We may not want to admit it, but sibling order within our families can affect our personalities for life–and even our worldviews as writers. Read on to find out where each of us Chicks fits in–and whether our “special” traits fit the chart!
I’m the oldest in my family and the only girl. I’m not gonna lie, this has made me a bit of a golden child. But it’s also heaped a lot of responsibility on me. The rest of the family expects me to take the lead in a lot of decisions, but that doesn’t mean they’re happy about the choices I make. I find sibling order fascinating because it’s a great aspect of creating character. In fact, I have a screenshot of how birth order breaks down on my desktop (see photo). I like the positive boxes that I tick off as the firstborn: “natural leader, high achiever, on time.” But I also must own to the negatives: “know-it-all, bossy, adult pleaser.” At least my brothers would make me own these qualities. Especially “bossy.”
I don’t have a brother, though I pestered my mom nonstop for one until I learned exactly how baby brothers came to be. I’m a hybrid, actually—Youngest and Only—because my sister is 16 years older and we had very different childhoods. She knew my parents when they were very young, both fresh from the Navy and starting out in life. Because of my dad’s job, she moved a lot and attended a different school practically every year. She married early and settled across the country, starting her own family by the time I was six. I guess you could say I had a fair amount of “Me” time with my parents—maybe a little too much. But I had plenty of time to read, and my mom was a librarian, so that worked out well. I adored school, not because I was a budding scholar, but for the opportunity to socialize with other kids. I would like to claim all the best traits from both categories, because I am neither demanding nor financially irresponsible. Well, most of the time, anyway.

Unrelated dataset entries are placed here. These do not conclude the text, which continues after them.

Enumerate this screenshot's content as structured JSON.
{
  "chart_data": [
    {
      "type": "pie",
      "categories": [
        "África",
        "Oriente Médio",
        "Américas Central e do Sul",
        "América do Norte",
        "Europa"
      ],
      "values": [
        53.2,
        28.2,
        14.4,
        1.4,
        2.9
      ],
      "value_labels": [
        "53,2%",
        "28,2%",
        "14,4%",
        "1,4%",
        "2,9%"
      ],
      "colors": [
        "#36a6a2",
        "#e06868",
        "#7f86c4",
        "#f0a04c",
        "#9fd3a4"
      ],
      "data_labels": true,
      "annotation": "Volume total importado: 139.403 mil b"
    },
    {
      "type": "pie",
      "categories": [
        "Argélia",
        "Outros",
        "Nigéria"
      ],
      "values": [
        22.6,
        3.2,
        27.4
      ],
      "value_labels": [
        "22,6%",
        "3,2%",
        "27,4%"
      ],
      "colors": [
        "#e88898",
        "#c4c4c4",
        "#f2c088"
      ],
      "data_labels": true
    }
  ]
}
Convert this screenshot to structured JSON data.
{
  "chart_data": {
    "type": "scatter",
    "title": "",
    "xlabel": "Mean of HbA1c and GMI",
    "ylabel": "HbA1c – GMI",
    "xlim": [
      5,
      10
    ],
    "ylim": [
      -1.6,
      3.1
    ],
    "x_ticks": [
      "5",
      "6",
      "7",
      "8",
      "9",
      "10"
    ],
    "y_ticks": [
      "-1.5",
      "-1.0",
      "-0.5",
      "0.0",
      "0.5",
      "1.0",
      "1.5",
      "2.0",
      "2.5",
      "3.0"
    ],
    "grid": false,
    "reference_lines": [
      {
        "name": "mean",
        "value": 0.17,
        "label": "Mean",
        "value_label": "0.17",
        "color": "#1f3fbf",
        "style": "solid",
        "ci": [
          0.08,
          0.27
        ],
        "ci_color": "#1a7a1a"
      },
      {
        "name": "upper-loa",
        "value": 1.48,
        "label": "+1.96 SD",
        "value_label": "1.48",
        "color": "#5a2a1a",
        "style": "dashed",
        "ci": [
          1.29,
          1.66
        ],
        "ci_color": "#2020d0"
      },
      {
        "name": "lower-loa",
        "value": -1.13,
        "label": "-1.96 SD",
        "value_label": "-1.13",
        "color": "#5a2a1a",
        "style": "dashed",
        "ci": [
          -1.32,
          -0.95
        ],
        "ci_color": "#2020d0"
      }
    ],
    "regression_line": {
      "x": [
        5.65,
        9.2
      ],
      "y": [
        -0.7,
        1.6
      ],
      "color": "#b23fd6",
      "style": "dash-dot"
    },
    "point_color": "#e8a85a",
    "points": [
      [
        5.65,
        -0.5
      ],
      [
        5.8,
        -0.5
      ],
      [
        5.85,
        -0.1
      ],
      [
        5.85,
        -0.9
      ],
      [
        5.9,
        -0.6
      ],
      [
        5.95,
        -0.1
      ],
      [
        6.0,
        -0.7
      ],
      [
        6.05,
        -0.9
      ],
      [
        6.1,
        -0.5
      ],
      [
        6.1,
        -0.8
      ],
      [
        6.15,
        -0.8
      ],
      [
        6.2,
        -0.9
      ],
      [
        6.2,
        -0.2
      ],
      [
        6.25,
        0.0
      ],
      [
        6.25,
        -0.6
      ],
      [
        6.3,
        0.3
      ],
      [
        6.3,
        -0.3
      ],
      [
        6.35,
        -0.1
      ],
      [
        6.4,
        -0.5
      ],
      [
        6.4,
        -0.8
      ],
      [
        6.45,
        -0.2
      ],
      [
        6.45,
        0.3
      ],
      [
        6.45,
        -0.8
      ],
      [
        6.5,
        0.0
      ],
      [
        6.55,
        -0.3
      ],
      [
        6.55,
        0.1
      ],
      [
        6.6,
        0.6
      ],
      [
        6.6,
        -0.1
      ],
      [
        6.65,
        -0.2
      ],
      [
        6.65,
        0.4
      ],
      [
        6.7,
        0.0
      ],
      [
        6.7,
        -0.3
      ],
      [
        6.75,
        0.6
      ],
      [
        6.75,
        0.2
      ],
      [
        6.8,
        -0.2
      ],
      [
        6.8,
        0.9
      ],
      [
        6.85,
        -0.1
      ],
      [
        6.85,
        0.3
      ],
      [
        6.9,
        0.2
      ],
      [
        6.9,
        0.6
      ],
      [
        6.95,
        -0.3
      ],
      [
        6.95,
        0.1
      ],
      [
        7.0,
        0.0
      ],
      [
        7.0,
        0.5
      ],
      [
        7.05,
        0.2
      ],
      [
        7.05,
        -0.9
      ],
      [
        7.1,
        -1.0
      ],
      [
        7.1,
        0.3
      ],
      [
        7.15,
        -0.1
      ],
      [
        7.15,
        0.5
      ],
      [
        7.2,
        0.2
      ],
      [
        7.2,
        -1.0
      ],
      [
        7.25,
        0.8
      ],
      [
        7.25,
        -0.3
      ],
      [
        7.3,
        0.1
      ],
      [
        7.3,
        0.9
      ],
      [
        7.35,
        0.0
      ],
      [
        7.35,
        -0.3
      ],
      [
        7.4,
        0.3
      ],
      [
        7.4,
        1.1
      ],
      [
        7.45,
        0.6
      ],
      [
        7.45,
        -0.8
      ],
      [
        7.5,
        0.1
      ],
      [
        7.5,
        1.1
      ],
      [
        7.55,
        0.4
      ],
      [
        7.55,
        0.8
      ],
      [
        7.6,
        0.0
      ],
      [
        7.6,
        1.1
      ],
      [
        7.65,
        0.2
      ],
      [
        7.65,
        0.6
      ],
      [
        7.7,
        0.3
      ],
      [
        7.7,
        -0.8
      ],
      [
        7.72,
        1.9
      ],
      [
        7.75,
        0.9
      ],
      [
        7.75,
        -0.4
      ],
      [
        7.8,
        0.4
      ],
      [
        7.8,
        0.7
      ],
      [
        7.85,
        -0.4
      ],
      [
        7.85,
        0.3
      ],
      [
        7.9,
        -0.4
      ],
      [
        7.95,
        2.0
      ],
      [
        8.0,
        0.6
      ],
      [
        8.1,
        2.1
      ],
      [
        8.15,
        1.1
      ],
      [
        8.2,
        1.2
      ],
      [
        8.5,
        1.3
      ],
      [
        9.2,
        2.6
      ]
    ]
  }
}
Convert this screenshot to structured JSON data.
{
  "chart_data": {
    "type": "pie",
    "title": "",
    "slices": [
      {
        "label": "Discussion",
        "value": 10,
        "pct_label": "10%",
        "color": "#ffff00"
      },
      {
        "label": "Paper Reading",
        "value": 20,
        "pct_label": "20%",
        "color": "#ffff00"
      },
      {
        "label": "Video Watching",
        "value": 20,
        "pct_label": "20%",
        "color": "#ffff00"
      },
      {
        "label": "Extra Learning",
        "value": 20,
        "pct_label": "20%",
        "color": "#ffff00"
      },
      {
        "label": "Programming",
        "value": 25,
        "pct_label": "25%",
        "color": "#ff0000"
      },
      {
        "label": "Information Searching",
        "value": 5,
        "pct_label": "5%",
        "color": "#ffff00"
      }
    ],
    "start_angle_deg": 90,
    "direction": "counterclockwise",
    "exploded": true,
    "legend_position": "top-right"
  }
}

I’m the baby of the family. And while it’s no big surprise that we crave attention, it makes perfect sense. By the time the third or fourth kid is born, parents are no longer impressed by normal kid stuff. (“Oh my God, look, he’s walking! He’s so evolved! He said ‘Dada.’ I bet he’s going to be a writer.”) While firstborns almost always have a baby book to commemorate every last second of their development, later kids can get overlooked. My parents don’t remember what time I was born or what my first words were, because nobody thought to document it at the time. And it takes a lot to stand out among your siblings, who are already years ahead of you developmentally. So what’s a younger sibling to do for attention? You put on your tutu and yell, “Look what I can do!” while you juggle bowling balls and crack jokes. Yeah, sometimes we’re kind of annoying. But that’s what little brothers and sisters are for.
I’m not sure the traditional traits assumed by first-born children apply to me. Natural leader, organized, high achiever, punctual—all better describe my sister, who falls between me and baby brother in the birth order. While we were dating, my husband, as an only child, was fascinated by my sibling relationships. One conversation in particular stands out. We were having a family dinner at my parents’ home. My sister was whining about how bad middle children have it, a favorite complaint of hers. She said something like, “Middle children have deep-seated emotional problems because they were ignored as children.” Without missing a beat and while shoveling mashed potatoes onto his plate, little brother shot back, “Maybe they were ignored as children because they had deep-seated emotional problems.” The conversation moved on and none of us gave it another thought. But, as I later learned, my future husband was taken aback by the casual but good-natured (for the most part) sniping that is typical of the sibling experience. At least in my family.
Oldest here (insert sound of bones creaking). Some of the characteristics listed apply, but not all. For example, right below “obeys the rules,” I think it should say “rebels against rules”; many of the first-borns I know have a love/hate relationship with them. As in: we feel compelled to follow rules until we think we can see a better way of doing things. Then we want to change the rules, and if no one agrees with our Much Improved Rule Replacement, then we might be inclined to openly rebel. My sister, the youngest, is incredibly creative and super funny, plus a thousand other wonderful things. (Yes, I know that third thing is not listed on the chart. Also, I reject the negatives in that category, which do not apply. See? Rebellion.)
Readers, what was your place in the family–and does our handy sibling chart describe you?